When designing digital experiences, we attempt to learn as much about the users as possible. What type of smart devices do they own? What social media applications do they share in? How comfortable are they with technology?
We don’t often discuss that digital experiences designed for an adult would be understandable and usable by a toddler. But we need to start. We’ve seen a rise in recent years of applications introducing children to coding and behavior pattern design. The recent announcement of Fisher-Price’s Code-a-Pillar is a great example of what today’s children are playing with to prepare for tomorrow’s technology-driven world.

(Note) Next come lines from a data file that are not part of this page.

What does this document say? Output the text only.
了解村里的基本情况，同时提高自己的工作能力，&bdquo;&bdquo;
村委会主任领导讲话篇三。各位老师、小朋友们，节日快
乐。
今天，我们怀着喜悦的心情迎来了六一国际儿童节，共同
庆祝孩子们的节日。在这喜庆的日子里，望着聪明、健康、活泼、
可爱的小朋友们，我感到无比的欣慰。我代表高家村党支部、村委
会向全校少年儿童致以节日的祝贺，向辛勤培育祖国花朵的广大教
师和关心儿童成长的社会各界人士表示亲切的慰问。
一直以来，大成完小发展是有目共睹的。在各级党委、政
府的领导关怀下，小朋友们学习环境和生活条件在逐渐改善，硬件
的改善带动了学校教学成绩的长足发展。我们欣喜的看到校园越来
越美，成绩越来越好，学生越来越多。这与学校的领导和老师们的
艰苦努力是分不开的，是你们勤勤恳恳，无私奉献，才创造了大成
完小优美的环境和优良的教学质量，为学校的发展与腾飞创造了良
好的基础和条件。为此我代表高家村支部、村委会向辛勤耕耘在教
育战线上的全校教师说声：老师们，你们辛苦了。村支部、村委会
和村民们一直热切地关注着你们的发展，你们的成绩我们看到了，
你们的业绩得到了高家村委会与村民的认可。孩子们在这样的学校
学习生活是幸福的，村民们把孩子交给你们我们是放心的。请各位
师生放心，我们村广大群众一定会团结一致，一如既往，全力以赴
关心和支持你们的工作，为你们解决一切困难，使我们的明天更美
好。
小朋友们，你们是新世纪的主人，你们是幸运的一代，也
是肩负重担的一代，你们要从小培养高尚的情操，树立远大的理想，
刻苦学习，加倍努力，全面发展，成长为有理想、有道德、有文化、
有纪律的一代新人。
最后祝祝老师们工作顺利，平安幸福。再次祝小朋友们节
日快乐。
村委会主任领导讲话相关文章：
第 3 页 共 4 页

What makes me excited about toys like the Code-a-Pillar are the conversations adults will have with children about technology. Toys and games just don’t have to be opened and consumed. They can be manipulated, customized, broken and rebuilt. Younger audiences are introduced to these concepts, and it’s up to us to understand how they interact and push back with these tools and concepts.

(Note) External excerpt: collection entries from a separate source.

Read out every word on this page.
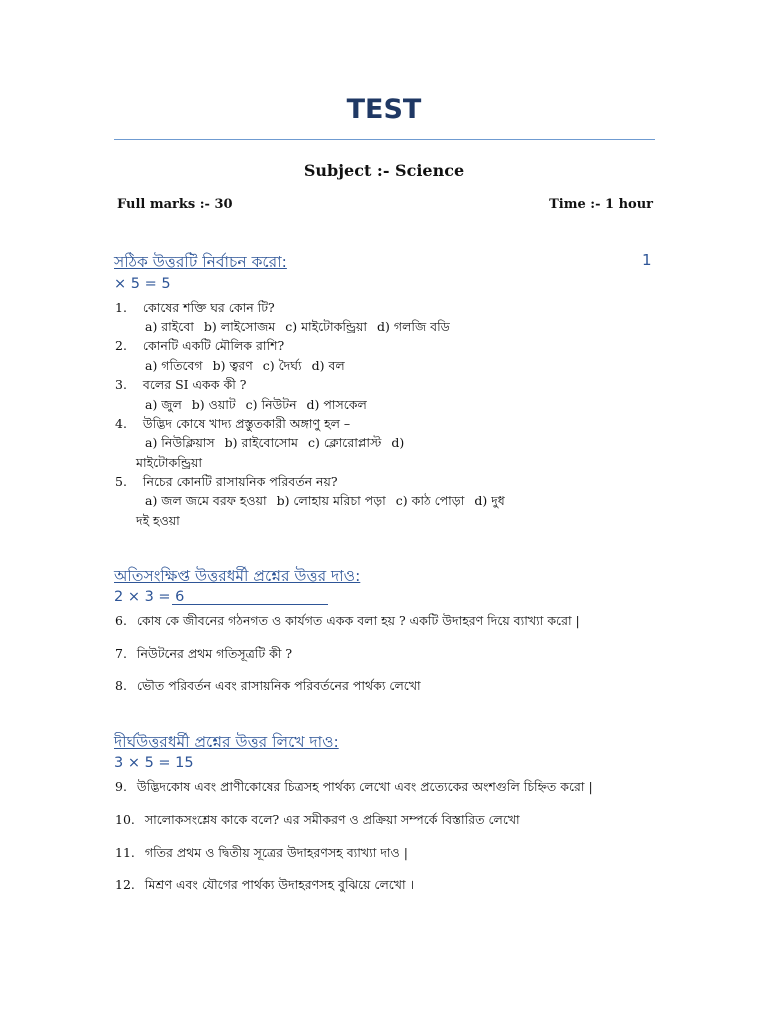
TEST
Subject :- Science
Full marks :- 30	Time :- 1 hour
সঠিক উত্তরটি নির্বাচন করো:	1
× 5 = 5
1. কোষের শক্তি ঘর কোন টি?
a) রাইবো b) লাইসোজম c) মাইটোকন্ড্রিয়া d) গলজি বডি
2. কোনটি একটি মৌলিক রাশি?
a) গতিবেগ b) ত্বরণ c) দৈর্ঘ্য d) বল
3. বলের SI একক কী ?
a) জুল b) ওয়াট c) নিউটন d) পাসকেল
4. উদ্ভিদ কোষে খাদ্য প্রস্তুতকারী অঙ্গাণু হল –
a) নিউক্লিয়াস b) রাইবোসোম c) ক্লোরোপ্লাস্ট d)
মাইটোকন্ড্রিয়া
5. নিচের কোনটি রাসায়নিক পরিবর্তন নয়?
a) জল জমে বরফ হওয়া b) লোহায় মরিচা পড়া c) কাঠ পোড়া d) দুধ
দই হওয়া
অতিসংক্ষিপ্ত উত্তরধর্মী প্রশ্নের উত্তর দাও:
2 × 3 = 6
6. কোষ কে জীবনের গঠনগত ও কার্যগত একক বলা হয় ? একটি উদাহরণ দিয়ে ব্যাখ্যা করো |
7. নিউটনের প্রথম গতিসূত্রটি কী ?
8. ভৌত পরিবর্তন এবং রাসায়নিক পরিবর্তনের পার্থক্য লেখো
দীর্ঘউত্তরধর্মী প্রশ্নের উত্তর লিখে দাও:
3 × 5 = 15
9. উদ্ভিদকোষ এবং প্রাণীকোষের চিত্রসহ পার্থক্য লেখো এবং প্রত্যেকের অংশগুলি চিহ্নিত করো |
10. সালোকসংশ্লেষ কাকে বলে? এর সমীকরণ ও প্রক্রিয়া সম্পর্কে বিস্তারিত লেখো
11. গতির প্রথম ও দ্বিতীয় সূত্রের উদাহরণসহ ব্যাখ্যা দাও |
12. মিশ্রণ এবং যৌগের পার্থক্য উদাহরণসহ বুঝিয়ে লেখো ।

At this point on the Internet of Things (IoT) continuum, designers are processing a lot of questions. What can we learn from this? How could we teach similar concepts to different demographics? How will this exposure to “writing code” and customizing digital experiences evolve as IoT and this generation grow in parallel?
Having the ability to customize and create a digital experience isn’t a barrier anymore. These educational toys will encourage children to explore and push the limits of what is offered to them. We have the responsibility to make sure we don’t just design for the current mature market. We should learn from the output of the “Code-a-Pillar” as much as the children are.